ペットボトル削減は「亀の歩み」:ニューヨーク

2020年3月から、スーパーマーケットでのプラスチック製買い物袋の配布が禁止になる米ニューヨーク。一方、ペットボトルはどうだろうか。 環境問題に意識的な企業や人たちにより、削減への取り組みが地道に進められているが、行政単位としては亀の歩みといったところだ。(米ニューヨーク=安部かすみ)

山のように売られている、ペットボトル

英ガーディアン紙による分析(2017年)によれば、世界中で購入されているペットボトルの飲料水の数は、毎分100万本にも上るそうだ。その数は2021年までにさらに20%増加すると言われている。

さらに、ペットボトル飲料水を販売している世界上位6企業で、リサイクルされたペットボトルが利用されているのは平均わずか6.6%足らずと、環境問題への深刻な懸念が世界規模で高まっている。

■NYの私大ではペット飲料水販売停止も

束で買えばさらに安くなる

2020年になったが、ニューヨークではスーパーやドラッグストア、またはオンラインオーダーでも、相変わらずペットボトルが市内の至る所にあふれている。

行政が推し進めているプラスチック問題への取り組みとしては、3月1日からスーパーや小売店でのビニール袋の配布が禁止になることが今年の大きなエポックとしてまず挙げられる。

しかし、話がペットボトルとなると、勢いが止まってしまう。ニューヨーク市議会では今後、公園、ビーチ、ゴルフ場での使い捨てペットボトルの販売禁止を検討していく予定だとしているが、具体的にはまだ何も決まっていない状態だ。

ただし在住者目線では、近年、マイボトルやマイマグカップを持ち歩く人を街でよく見かけるようになったと実感している。これはスターバックスなど一部の企業でマイマグを持参すると割引があるなど、企業の地道な取り組みが一因になっていることは否めない。

スタートアップのリーフィル(reefill)やタップ(Tap)などの誕生もその一例だ。同社は市内各所に給水所を設置し、会員はマイボトルを持参し、アプリで操作して給水する仕組みを開発した。ただ給水所は増えておらず、「サブスクリプションで水を配給する」ビジネスは、ムーヴメントとして広がっている実感はない。

また給水所という点では、ニューヨーク市も具体的に進めているものがある。
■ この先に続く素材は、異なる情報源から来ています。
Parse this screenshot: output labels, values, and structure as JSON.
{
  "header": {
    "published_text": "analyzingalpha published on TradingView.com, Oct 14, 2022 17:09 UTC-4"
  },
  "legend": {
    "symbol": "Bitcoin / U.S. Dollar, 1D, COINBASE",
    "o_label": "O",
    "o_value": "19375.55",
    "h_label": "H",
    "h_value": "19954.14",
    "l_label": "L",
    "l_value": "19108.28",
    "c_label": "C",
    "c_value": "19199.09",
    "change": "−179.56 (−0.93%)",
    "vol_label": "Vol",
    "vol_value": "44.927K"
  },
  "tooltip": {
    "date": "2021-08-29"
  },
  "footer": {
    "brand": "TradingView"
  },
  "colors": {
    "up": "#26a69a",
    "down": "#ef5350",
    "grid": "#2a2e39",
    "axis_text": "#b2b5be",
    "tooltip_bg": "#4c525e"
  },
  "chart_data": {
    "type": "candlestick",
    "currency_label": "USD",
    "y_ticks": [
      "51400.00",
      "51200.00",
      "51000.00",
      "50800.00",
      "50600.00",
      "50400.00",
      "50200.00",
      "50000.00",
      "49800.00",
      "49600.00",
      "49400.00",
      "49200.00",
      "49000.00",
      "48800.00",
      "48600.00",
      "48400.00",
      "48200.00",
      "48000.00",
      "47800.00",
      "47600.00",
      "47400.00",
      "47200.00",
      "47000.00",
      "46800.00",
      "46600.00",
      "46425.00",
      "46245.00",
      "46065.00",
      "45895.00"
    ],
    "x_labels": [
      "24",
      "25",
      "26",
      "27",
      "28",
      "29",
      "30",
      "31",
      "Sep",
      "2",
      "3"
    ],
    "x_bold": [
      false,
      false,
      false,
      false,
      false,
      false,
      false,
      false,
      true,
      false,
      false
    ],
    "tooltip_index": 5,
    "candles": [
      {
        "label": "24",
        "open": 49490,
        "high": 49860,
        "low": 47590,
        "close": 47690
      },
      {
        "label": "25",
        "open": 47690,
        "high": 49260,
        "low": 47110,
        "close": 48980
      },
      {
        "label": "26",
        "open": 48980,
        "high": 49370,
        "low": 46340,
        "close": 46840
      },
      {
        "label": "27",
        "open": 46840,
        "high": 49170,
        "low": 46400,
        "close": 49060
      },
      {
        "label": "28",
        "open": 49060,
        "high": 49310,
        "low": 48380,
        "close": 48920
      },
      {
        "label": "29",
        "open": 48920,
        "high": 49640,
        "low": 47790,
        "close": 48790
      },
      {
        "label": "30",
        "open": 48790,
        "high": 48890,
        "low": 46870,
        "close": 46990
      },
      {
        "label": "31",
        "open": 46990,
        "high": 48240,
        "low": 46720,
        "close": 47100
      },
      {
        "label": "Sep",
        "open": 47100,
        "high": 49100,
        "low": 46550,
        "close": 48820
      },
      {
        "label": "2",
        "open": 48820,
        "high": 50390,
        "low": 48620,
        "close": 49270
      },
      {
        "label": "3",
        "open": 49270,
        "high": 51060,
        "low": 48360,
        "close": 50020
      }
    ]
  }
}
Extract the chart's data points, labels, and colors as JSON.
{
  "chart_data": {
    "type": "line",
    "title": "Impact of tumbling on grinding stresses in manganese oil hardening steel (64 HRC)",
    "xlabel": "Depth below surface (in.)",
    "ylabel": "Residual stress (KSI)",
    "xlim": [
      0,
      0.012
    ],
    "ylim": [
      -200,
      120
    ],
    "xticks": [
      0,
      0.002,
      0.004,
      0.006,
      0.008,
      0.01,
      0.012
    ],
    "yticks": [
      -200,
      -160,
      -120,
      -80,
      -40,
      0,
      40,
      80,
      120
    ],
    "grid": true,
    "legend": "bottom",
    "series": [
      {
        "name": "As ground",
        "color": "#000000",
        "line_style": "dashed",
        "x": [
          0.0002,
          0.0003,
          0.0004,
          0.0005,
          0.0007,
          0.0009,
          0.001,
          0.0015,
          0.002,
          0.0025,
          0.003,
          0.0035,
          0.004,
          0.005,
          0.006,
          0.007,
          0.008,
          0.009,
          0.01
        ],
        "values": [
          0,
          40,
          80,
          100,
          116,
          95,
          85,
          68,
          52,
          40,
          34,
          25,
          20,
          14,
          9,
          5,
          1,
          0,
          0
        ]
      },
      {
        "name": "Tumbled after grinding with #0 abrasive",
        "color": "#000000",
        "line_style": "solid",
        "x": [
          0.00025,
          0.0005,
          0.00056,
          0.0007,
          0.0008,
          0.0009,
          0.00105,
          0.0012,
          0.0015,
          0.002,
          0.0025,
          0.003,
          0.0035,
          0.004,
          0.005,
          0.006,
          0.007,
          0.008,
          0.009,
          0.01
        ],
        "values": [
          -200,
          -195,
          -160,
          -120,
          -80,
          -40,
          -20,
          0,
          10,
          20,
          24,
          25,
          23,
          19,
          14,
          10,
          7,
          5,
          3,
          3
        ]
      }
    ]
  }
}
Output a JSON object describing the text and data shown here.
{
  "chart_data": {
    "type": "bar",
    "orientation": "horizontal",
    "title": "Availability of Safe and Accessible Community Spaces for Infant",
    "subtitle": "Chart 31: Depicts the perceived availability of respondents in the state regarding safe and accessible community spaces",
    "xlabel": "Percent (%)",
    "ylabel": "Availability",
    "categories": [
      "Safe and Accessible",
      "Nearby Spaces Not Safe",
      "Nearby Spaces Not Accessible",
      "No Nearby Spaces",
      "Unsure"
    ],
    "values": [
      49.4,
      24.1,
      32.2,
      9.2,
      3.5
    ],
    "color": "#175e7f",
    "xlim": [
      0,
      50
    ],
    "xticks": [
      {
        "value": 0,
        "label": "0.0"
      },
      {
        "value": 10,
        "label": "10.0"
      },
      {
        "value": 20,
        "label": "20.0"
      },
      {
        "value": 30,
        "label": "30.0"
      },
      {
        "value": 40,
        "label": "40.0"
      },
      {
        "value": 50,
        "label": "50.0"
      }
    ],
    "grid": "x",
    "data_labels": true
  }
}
市は2015年から2025年の間に、500カ所の公共給水所の設置を目指しているのだ。

市内5区の公立校や公園から設置を進めており、今後は一般の人々もよりリーチしやすい場所への設置が肝となる。

具体的に、シングルユーズ(持ち運び用の)ペットボトルの飲料水の販売を停止した学校もある。私立ニューヨーク大学では今年1月1日から、それらの販売を止めた。同校では、2040年までにカーボンニュートラル(炭素中立、炭素循環量に対しての中立)を目指しており、今回のペットボトルの販売停止はその一環だ。

同校の発表では、2007年以降、炭素排出量を年間約5万9000メトリックトンの量にあたる30%の削減に成功しているそうだ。今回のペットボトルの販売停止は、年間消費量33万本にも上る校内でのペットボトルの削減に大きく期待がかかっているのだ。